I kept my mouth shut. She tackled the keyboard with the grace of a giraffe fight, and before I could recite the history of the known world I had my answer. “Oh yes, we just got one back.”
She seized a tattered book from the return shelf. “Do you want to take it out?”
“Yes please.”
The book was called ‘Gravity is for Morons!’
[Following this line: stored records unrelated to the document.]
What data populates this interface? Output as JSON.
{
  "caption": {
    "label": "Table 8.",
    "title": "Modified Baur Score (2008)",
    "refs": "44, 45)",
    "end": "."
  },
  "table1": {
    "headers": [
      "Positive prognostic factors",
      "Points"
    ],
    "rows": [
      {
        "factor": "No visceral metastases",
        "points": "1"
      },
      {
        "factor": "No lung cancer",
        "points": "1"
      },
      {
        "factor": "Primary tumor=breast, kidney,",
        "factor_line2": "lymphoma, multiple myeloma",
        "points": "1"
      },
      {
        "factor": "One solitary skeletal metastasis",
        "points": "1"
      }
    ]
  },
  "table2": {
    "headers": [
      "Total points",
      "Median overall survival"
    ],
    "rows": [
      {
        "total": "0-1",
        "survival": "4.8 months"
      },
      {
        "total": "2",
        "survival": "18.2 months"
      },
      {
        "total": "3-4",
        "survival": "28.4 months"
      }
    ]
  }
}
The exclamation point seemed out of place. The cover was a horribly doctored picture of a man floating above a pool. You could tell he was displaced from some terribly boring photo obligation, like class pictures or a family reunion, because he looked entirely spiritless and was standing as you would on level ground. It was written by a Dr Clifford. The book jacket revealed the ‘Dr’ to be a shortened version of ‘Darius.’ The first line of chapter one read: ‘If you believe in gravity your a stupid moron!’
…
The book was strictly poorly-worded instructions. It was the work of a delusional madman. Tips for ‘seeing how dumb gravity is’ included ‘stop farting,’ ‘pretend your swimming,’ and ‘step really high and walk for a long time.’ The last chapter was titled ‘The Ultimate Proof of Stupid Gravity’ and had a blunt, nonsensical list. It said:
Follow All Book Instructions
Chicago
47th St
McDonalds
Dont eat
Four Quarter Pounders
No Pickles
Building Across Street
Roof
Fart
Jump When You Feel It
The reference to Forty Seventh Street spiked my adrenaline. It was my first. I always thought my first rush of adrenaline would happen when a supermodel was trapped under a car with a baby and a puppy. Instead I got it from recognizing a street in a lunatic’s ramblings.
I still wondered how Jared could even remotely think any of the things in the book could work.
…
Forty Seventh Street was crowded and it was embarrassing to high step past people like I was leading a marching band. My arms ached from waving them at my side in a front crawl motion. It took forever amidst the yelling patrons and apathetic employees to get four Quarter Pounders at McDonald’s.
I climbed to the roof, presumably as Jared had done all those months back. I had no intention of jumping; I simply wanted to put myself in his place before he leapt. I shuffled to the edge and looked down. I passed gas, but it didn’t make me feel like I could float. Wind gently massaged my ears and muted the sounds from the street below, giving me a relaxed feeling of separation from the scattered chaos. It was serene.
Abruptly, a force carried me upward. I shouted in terror. I was moving with such velocity I couldn’t hear the sounds of my scream. I stopped as quickly as I had started. My knees wobbled uncontrollably and I fell against the side of a metal canister I was in.
“Food’s here!” a voice echoed.
“Hello?” I shouted.
A Caucasian man with dreadlocks and a novelty t‑shirt appeared in front of me. A slit opened on the canister and he reached in and snatched the McDonald’s bag out of my hands. “Good to go, Fred?”
“Hold on one second there Greg,” a second voice replied.
“What’s going on?” I demanded.
“Alright. Good to go, Greg.”
Fred pressed a button on the outside of the canister and the floor beneath me opened up. I shot out of the canister like bad Mexican food. I saw the earth, the sky, Chicago, then the sidewalk. My body splattered everywhere.
My brain stayed active for a few seconds after I hit the ground. I thought about pancakes.